When Reed Johnson had back surgery, Stairs took over in left field. When Lyle Overbay went down with a broken hand, Stairs took over at first base. When Frank Thomas was swinging his bat like a 12-year-old school girl, Stairs gave him the night off. When the Jays needed a pinch hit, Stairs stepped up and delivered.
He's a Canadian boy who always dreamt of playing at home, and he's made the most of his opportunity. He leads the Jays in batting average (.311), on-base percentage (.384), slugging (.611), and OPS (an out of this world .995). I like to think of Stairs as a Frank Catalanotto type hitter, only with power. A "professional hitter." But he's also got a mean streak - and I love a good mean streak. When the Jays and Yankees cleared benches last month, Stairs looked like he was going to bust a cap in A-Rod's $25 million dollar behind. He's fiery, and I dig that.
With the Jays sitting six and a half games out of the wild card, and dreams of the post-season hanging by the thinnest of threads, it's getting harder to support the JP Ricciardi regime. I keep trying to stay positive, and envision a playoff spot, like in "The Secret." If I think about it long enough, it will happen, or so the logic goes, right?

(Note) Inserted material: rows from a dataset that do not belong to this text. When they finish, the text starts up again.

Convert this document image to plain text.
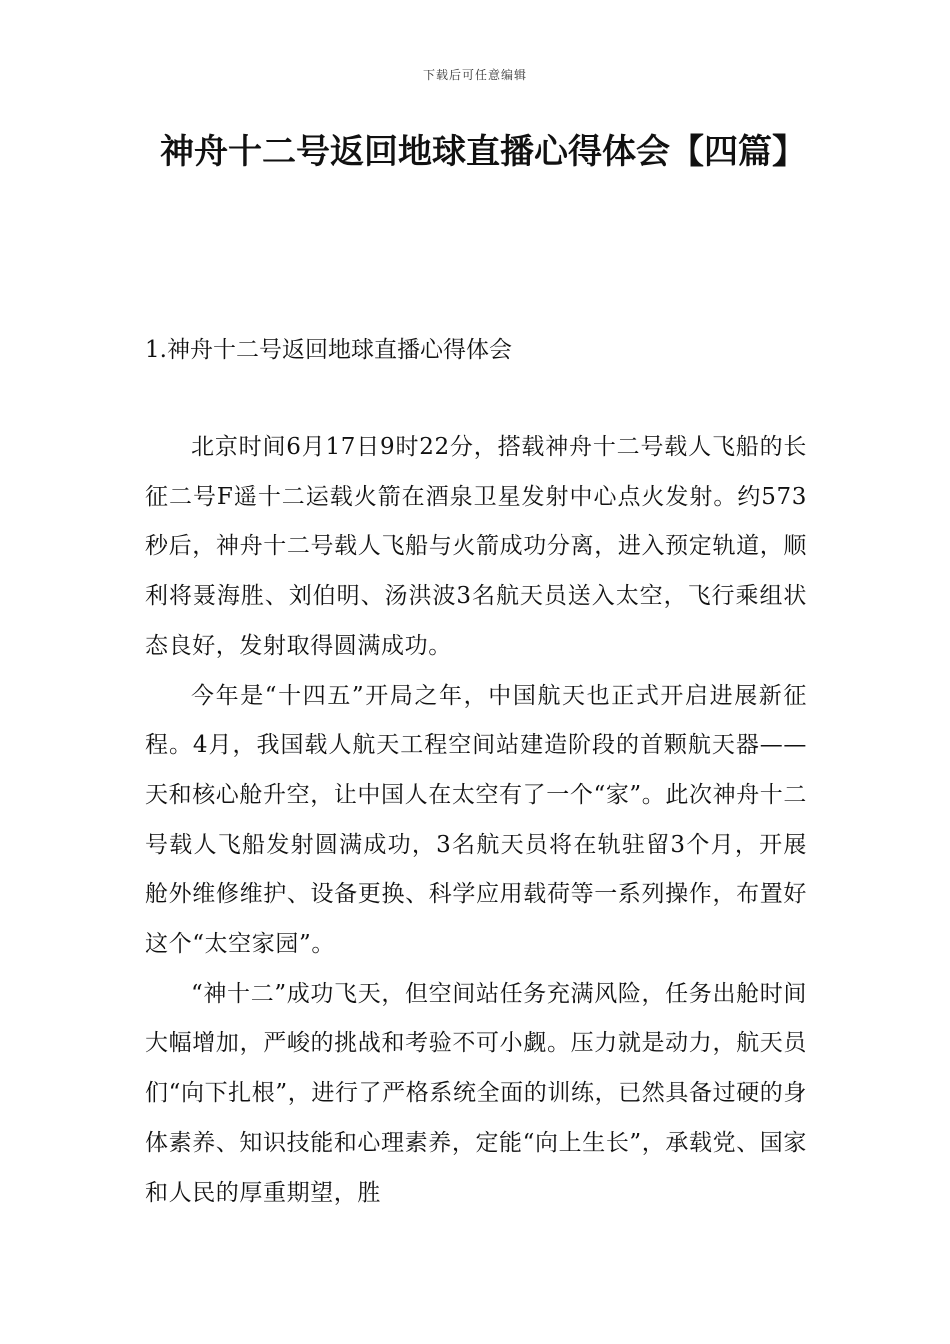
下载后可任意编辑
神舟十二号返回地球直播心得体会【四篇】
1.神舟十二号返回地球直播心得体会

北京时间6月17日9时22分，搭载神舟十二号载人飞船的长征二号F遥十二运载火箭在酒泉卫星发射中心点火发射。约573秒后，神舟十二号载人飞船与火箭成功分离，进入预定轨道，顺利将聂海胜、刘伯明、汤洪波3名航天员送入太空，飞行乘组状态良好，发射取得圆满成功。

今年是“十四五”开局之年，中国航天也正式开启进展新征程。4月，我国载人航天工程空间站建造阶段的首颗航天器——天和核心舱升空，让中国人在太空有了一个“家”。此次神舟十二号载人飞船发射圆满成功，3名航天员将在轨驻留3个月，开展舱外维修维护、设备更换、科学应用载荷等一系列操作，布置好这个“太空家园”。

“神十二”成功飞天，但空间站任务充满风险，任务出舱时间大幅增加，严峻的挑战和考验不可小觑。压力就是动力，航天员们“向下扎根”，进行了严格系统全面的训练，已然具备过硬的身体素养、知识技能和心理素养，定能“向上生长”，承载党、国家和人民的厚重期望，胜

I'll take the positives out of this season, Matt Stairs being one of them, and I know a lot of teams are going to go hard after him when this season is said and done, but Ricciardi better bring back Stairs next year, otherwise he's going to have a lot of 'splainin to do.
Talib Kweli, the world's greatest rapper, has got a track off his new album Eardrum called "Everything Man." I hope my man Matt Stairs gives it a listen.
Give it up for Matt Stairs - in a season full of struggles, he's one of the few guys who deserves it.